J'aimerais savoir comment tu perçois ces approches, celles à travers lesquelles on décontextualise l'internet et on le dépossède de son aspect virtuel pour lui donner une forme plus matérielle et plus tangible.
Je suis assez opposé au terme virtuel dans ce cadre, à vrai dire. Virtuel renvoie à quelque chose d'hypothétique, une possibilité sans certitude. Les jeux vidéo, internet, sont bien réels, actuels même. Le fait de matérialiser physiquement, en trois dimensions, des éléments qui n'étaient auparavant que visuels (un browser web, des éléments d'interface, des visuels générés par du code...) n'est de mon point de vue qu'un changement de support, ou de dimension, mais les deux sont aussi réels l'un que l'autre.

Je pense que le fait de présenter tout ce qui vient de l'ordinateur puis d'internet comme un monde virtuel est un gros problème dont ont voit les conséquences aujourd'hui. S'il est virtuel, cela sous-entendrait que ce qu'on y fait ne peut avoir de conséquences dans le monde physique, réel, y compris sur notre esprit — on voit de façon éclatante et parfois dramatique aujourd'hui que ce n'est évidemment pas le cas. Je crois que c'est une des raisons qui font que tout le monde développe une drôle de schizophrénie avec d'un côté notre situation réelle, physique, limitée d'une certaine manière, et de l'autre côté celle qu'on aimerait avoir et qu'on met en scène au travers des réseaux sociaux, par exemple.
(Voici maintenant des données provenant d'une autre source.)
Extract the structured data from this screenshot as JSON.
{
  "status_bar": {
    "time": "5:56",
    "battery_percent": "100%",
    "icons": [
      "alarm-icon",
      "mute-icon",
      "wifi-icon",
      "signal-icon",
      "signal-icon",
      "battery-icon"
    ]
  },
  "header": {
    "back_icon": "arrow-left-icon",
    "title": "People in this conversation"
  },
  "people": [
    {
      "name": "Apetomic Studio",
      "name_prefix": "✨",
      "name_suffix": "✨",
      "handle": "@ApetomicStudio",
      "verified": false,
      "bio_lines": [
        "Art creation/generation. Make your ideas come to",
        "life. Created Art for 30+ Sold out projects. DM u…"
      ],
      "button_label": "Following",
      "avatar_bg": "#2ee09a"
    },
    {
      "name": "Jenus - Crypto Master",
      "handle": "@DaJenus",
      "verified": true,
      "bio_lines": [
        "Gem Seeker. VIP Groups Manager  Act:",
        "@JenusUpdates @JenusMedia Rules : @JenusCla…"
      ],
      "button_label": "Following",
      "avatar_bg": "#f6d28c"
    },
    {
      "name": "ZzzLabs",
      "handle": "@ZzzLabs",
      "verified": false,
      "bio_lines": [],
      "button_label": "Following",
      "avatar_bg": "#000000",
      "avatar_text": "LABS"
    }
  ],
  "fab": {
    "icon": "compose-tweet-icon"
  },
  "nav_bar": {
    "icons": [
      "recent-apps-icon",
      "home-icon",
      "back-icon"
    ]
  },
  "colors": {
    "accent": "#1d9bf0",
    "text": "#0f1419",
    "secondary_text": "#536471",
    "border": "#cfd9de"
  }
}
Comment penses-tu pouvoir emmener ce projet plus loin que ce qu'il est actuellement?
Collaborer avec des chercheurs qui travaillent sur ce sujet ou sont en lien avec est une piste que j'aimerais développer dans le futur : sociologues, ethnologues, community managers, modérateurs de forums, psychologues, addictologues, stars des réseaux sociaux, pourquoi pas...

Nous sommes à une période infiniment excitante de changements majeurs auxquels on ne comprend pas forcément grand-chose, mais cette sensation d'être emporté par la vague est aussi assez grisante : le temps n'ayant qu'une seule direction, essayons de faire en sorte qu'il nous emporte joyeusement.

Merci Romain et tiens nous au courant!